2 cups Whole-wheat pastry flour
1 tsp. Baking soda
1 tsp Ground cinnamon
1 tsp. Ground ginger
1⁄4 cup Canola oil
1⁄4 cup, dark variety Molasses (not black strap)
1 large Egg
2 tsp, peeled and finely grated Ginger root
1 cup Sugar
3 Tbsp Sugar
1. Place the oven racks in the upper and lower thirds of the oven and preheat the oven to 350°F. Line 2 large baking sheets with parchment paper.
2. Whisk together the pastry flour, baking soda, cinnamon, and ground ginger in a medium bowl. Whisk together the oil, molasses, egg, and fresh ginger in a large bowl until smooth; whisk in 1 cup of the sugar. Add the flour mixture and stir until blended. Let the dough rest about 10 minutes.
3. Spread the remaining 3 tablespoons of sugar on a small plate. Roll scant tablespoonfuls of the dough into 1-inch balls, making a total of 36 balls. Dip the tops of the balls in the sugar and place, sugar side up, on the baking sheets about 2 inches apart. Bake until the cookies are cracked, soft in the center, and firm along the edges, 10 – 12 minutes. Let cool on the baking sheets on racks about 2 minutes. With a spatula, transfer the cookies to racks and let cool completely.

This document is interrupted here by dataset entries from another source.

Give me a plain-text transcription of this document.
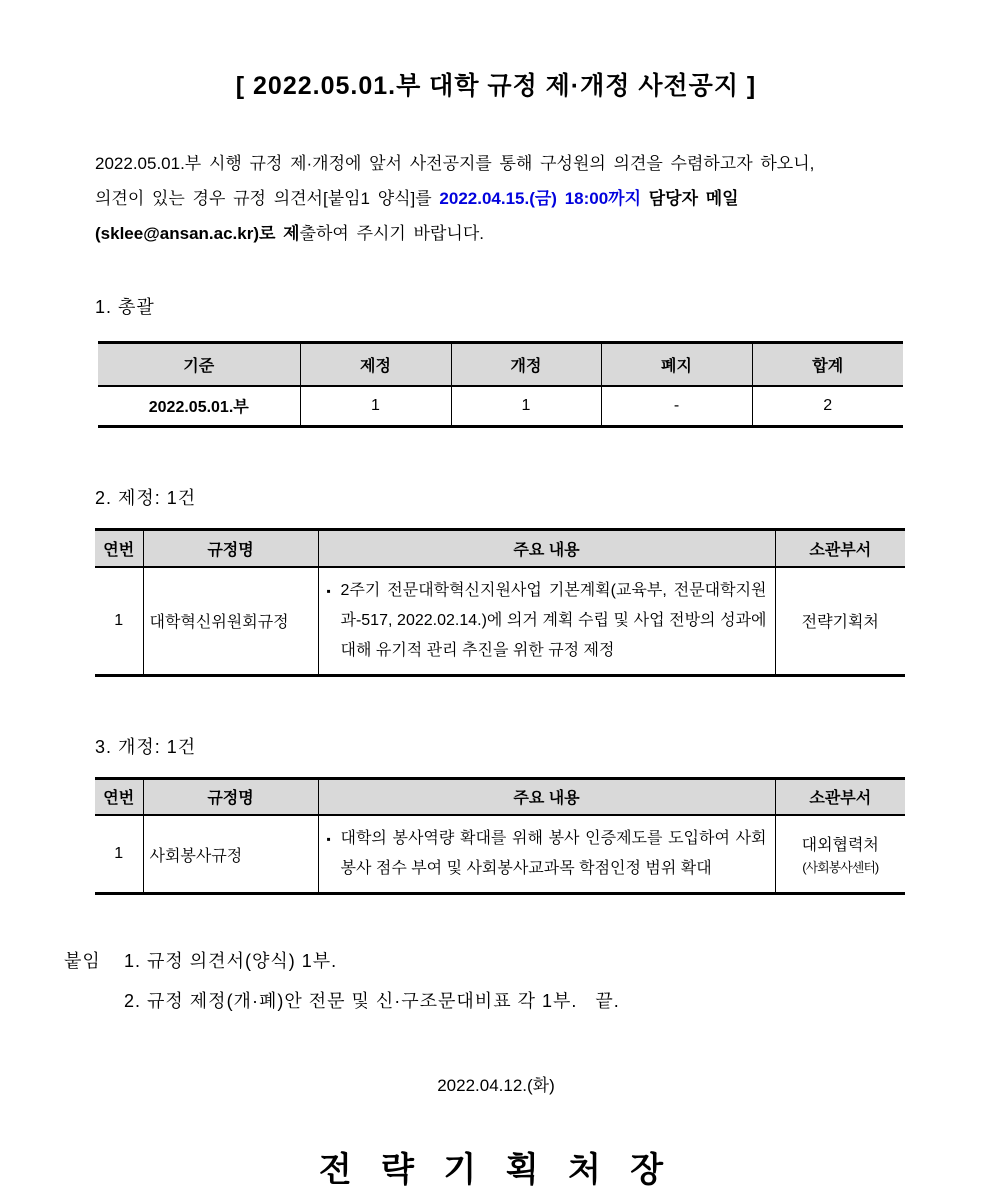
[ 2022.05.01.부 대학 규정 제·개정 사전공지 ]
2022.05.01.부 시행 규정 제·개정에 앞서 사전공지를 통해 구성원의 의견을 수렴하고자 하오니,
의견이 있는 경우 규정 의견서[붙임1 양식]를 2022.04.15.(금) 18:00까지 담당자 메일
(sklee@ansan.ac.kr)로 제출하여 주시기 바랍니다.
1. 총괄
기준	제정	개정	폐지	합계
2022.05.01.부	1	1	-	2
2. 제정: 1건
연번	규정명	주요 내용	소관부서
1	대학혁신위원회규정	▪ 2주기 전문대학혁신지원사업 기본계획(교육부, 전문대학지원과-517, 2022.02.14.)에 의거 계획 수립 및 사업 전방의 성과에 대해 유기적 관리 추진을 위한 규정 제정	전략기획처
3. 개정: 1건
연번	규정명	주요 내용	소관부서
1	사회봉사규정	▪ 대학의 봉사역량 확대를 위해 봉사 인증제도를 도입하여 사회봉사 점수 부여 및 사회봉사교과목 학점인정 범위 확대	대외협력처
(사회봉사센터)
붙임	1. 규정 의견서(양식) 1부.
2. 규정 제정(개·폐)안 전문 및 신·구조문대비표 각 1부.   끝.
2022.04.12.(화)
전 략 기 획 처 장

(Optional lemon glaze): In a microwave safe bowl, combine 1 ½ cups sifted confectioners’ sugar, 2 – 3 tablespoons fresh lemon juice, 2 teaspoons finely grated lemon zest (yellow only), ¼ teaspoon EACH vanilla extract and lemon extract, pinch salt. Whisk well. Microwave 30 seconds on high. Whisk again; cool completely, Whisk again and lightly drizzle over tops of cookies. Allow glaze to dry before storing.